With these thoughts now in mind, Bultmann turns again to the question of nationalism:
No state and no nation is so unambiguous an entity, is so free from sin, that the will of God can be read off unambiguously from its bare existence. No nation is so pure and clean that one may explain every stirring of the national will as a direct demand of God. As nature and all our personal relations with one another have become uncanny as a result of sin, so also has nationality. From it emerge deeds of beauty and nobility; but there also breaks out of it the demonry of sin (162).
Thus, it is the role of Christian faith, “precisely in this time of crisis,” to ask again, “what is the true and normative meaning of the nation” (162). It demonstrates its “essentially positive character precisely in its critical stance” (162). The criticism offered by the church is grounded not merely in its knowledge of sin but also of grace. It knows God not merely as Creator and Judge, but also as Redeemer. This knowledge provides the believer with a criterion by which to measure the noisy demands of the day, “by asking whether and to what extent they serve the command of love” (163). In the “present struggle” this criterion must be applied concretely rather than as an abstraction, and be applied to oneself as well as to others. That is, we must be concerned with “the concrete neighbor to whom we are now bound in the present by all the commonplace ties of life” (163). Further, only those may truly serve the nation who view each neighbour in light of this criterion; that is, those who have been freed to love by receiving the love of God in Christ.

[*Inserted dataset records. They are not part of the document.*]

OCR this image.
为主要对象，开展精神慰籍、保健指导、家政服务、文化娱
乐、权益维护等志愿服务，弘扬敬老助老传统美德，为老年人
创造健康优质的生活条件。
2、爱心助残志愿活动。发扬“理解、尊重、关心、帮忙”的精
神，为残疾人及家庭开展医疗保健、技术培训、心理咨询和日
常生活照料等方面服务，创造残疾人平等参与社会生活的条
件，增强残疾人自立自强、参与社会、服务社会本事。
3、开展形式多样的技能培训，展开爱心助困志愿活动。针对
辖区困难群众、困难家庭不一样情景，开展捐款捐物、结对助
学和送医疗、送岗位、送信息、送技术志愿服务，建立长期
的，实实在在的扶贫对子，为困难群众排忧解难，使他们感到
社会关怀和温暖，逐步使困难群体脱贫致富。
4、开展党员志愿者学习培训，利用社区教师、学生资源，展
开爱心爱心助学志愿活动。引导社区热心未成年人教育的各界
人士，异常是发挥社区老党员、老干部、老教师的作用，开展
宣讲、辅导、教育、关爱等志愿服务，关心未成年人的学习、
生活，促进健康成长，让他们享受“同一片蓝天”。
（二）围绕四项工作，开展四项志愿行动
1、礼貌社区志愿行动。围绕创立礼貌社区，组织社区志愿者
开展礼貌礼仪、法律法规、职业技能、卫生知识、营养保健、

Bultmann concludes his address with a powerful and straight-forward exhortation to act responsibly in light of the critical power of this Christian faith.
Will we preserve the power of our critical perspective and not succumb to the temptations, so that we may work together for Germany’s future with clean hands and believe in this future honorably? Must I point out that in this critical hour the demonry of sin also lies in wait? (164)
The slogan—We want to abolish lies!—from a recent student demonstration provides a means for making his call concrete. He deplores the widespread use of denunciation and defamation to label and castigate opponents as an example of ‘lies’ used, supposedly, in their abolition.
‘We want to abolish lies!’—and so I must say in all honesty that the defamation of the Jews that took place in the very demonstration that gave rise to this beautiful sentiment was not sustained by the spirit of love. Keep the struggle for the German nation pure, and take care that noble intentions to serve truth and country are not marred by demonic distortions!
But there is yet this final word. If we have correctly understood the meaning and the demand of the Christian faith, then it is quite clear that, in face of the voices of the present, this Christian faith itself is being called in question. In other words, it is clear that we have to decide whether Christian faith is to be valid for us or not. . . . And we should as scrupulously guard ourselves against falsifications of the faith by national religiosity as against a falsification of national piety by Christian trimmings. The issue is either/or!